Short memory. The bad beat is over the moment it ends. Step away from the table if needed, reset mentally, and come back focused on the next hand — not the last one. Most tilt-induced busts don’t happen on the bad beat itself but two or three hands later, when the player is still reacting emotionally to something that’s already finished.
How did Chris Moneymaker prepare for his first WSOP Main Event in 2003?
He didn’t — at least not in any conventional sense. He entered accidentally through a satellite, thought he was the worst player in the field, and arrived not knowing most of the names at the tournament. What he did have was the habit of constant observation: watching every hand he wasn’t in, trying to read opponents, and checking himself at showdown.

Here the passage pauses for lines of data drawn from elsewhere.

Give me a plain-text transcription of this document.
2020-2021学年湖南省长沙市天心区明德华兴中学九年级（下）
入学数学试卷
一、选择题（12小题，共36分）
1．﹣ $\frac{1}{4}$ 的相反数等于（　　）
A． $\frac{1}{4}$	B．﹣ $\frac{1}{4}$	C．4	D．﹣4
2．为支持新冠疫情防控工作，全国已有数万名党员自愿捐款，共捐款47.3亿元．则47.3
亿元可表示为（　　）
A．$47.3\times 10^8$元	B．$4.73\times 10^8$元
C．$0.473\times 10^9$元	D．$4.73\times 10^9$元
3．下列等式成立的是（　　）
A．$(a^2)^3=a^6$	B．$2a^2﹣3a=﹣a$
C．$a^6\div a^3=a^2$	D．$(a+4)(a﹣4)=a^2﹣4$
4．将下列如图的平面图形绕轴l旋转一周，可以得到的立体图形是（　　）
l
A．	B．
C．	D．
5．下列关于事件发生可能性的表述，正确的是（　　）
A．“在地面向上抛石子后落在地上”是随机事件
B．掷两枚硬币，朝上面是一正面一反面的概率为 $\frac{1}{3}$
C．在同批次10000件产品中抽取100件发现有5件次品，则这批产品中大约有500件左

That discipline, more than any technical preparation, carried him through.
How long does the WSOP Main Event last and how should players manage the fatigue?
The Main Event runs across multiple days — typically six or seven for players who go deep, with twelve-hour sessions and late finishes. Managing energy matters: eating properly, taking breaks seriously, and knowing when to conserve mental resources. Day 3 decisions made with a tired brain are not the same as Day 1 decisions made fresh. Physical preparation is part of tournament preparation.
Can a first-time player realistically go deep in the WSOP Main Event?
Yes. The Main Event field is large enough that observation, patience, and emotional control matter more than pure technical skill in the early stages. Every year, players with no résumé go deep — sometimes win. The game rewards the person who watches more than they play on Day 1, doesn’t tilt after a bad beat, and uses the bubble instead of surviving it. Those qualities are learnable regardless of experience level.